At some point Mad Men had to come out and show it and maybe say it on top of showing it. In a season about endings, about changes, about the inevitable passage of time, Sterling Cooper and Partners – but most importantly the partner Don Draper – had to suffer defeat.
We had already seen the signs in one way or another, but on a professional level, things were very different with McCann-Erickson owning SC&P. Most notably, none of the partners really had a lust for it anymore. Advertising, that is. Working, even. They were paid out. They had made it. They were, as Peggy said to Joan, “filthy rich.” And they acted like it at times – Joan shopping away the pain. Don writing a check for a million dollars to Megan. The ever-complaining Pete complaining to Ken that he’d have to buy a bunch of property just to hold on to his money and not get it all taxed to death.

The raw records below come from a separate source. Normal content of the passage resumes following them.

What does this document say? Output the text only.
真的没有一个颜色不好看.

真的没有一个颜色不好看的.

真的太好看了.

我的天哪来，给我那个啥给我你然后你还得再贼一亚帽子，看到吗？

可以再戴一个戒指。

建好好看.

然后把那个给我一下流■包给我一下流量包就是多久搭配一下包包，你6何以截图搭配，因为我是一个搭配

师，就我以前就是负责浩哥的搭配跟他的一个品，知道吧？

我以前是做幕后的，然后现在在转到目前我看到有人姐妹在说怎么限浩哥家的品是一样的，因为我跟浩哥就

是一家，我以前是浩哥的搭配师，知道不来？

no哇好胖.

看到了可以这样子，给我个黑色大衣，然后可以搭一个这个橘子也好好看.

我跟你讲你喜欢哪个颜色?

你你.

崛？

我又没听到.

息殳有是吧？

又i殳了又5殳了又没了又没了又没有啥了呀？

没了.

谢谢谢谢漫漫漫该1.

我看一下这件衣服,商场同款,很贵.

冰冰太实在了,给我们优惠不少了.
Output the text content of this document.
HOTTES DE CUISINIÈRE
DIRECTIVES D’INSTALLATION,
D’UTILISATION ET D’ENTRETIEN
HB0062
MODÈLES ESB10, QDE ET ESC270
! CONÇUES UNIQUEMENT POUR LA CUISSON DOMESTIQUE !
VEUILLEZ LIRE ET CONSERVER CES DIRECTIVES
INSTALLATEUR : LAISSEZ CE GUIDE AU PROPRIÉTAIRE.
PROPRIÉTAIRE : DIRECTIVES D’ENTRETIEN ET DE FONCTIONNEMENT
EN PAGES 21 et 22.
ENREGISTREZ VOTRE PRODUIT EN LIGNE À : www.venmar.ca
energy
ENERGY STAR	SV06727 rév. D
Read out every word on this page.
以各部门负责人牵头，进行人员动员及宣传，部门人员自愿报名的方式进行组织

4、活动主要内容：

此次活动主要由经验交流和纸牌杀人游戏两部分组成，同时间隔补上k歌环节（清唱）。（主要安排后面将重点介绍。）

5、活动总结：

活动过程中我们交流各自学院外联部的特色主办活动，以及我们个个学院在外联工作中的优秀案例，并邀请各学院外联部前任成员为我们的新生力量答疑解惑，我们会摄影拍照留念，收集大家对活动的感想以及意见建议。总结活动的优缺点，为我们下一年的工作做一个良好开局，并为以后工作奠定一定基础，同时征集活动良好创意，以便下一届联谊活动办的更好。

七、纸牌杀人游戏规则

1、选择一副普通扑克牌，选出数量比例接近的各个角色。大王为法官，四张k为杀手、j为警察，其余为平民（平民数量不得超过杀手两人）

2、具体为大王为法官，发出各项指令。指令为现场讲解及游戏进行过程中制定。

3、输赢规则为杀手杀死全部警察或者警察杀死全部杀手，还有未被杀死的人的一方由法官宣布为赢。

Peggy, Ken, Stan, etc. – they still have struggles ahead. In that bunch, Peggy is the biggest player. But at the end of the “Time & Life” episode, Peggy had agreed with her head hunter that staying at McCann-Erickson was the best move for her professionally. Stay three years, make a fortune and then move on to more power (who knows – a partner somewhere or her own firm). Everybody else, however, was essentially cashing out of their working lives. They had the golden handcuffs. For Ted, that was fine. Let someone else do the work. He doesn’t want the hassle anymore.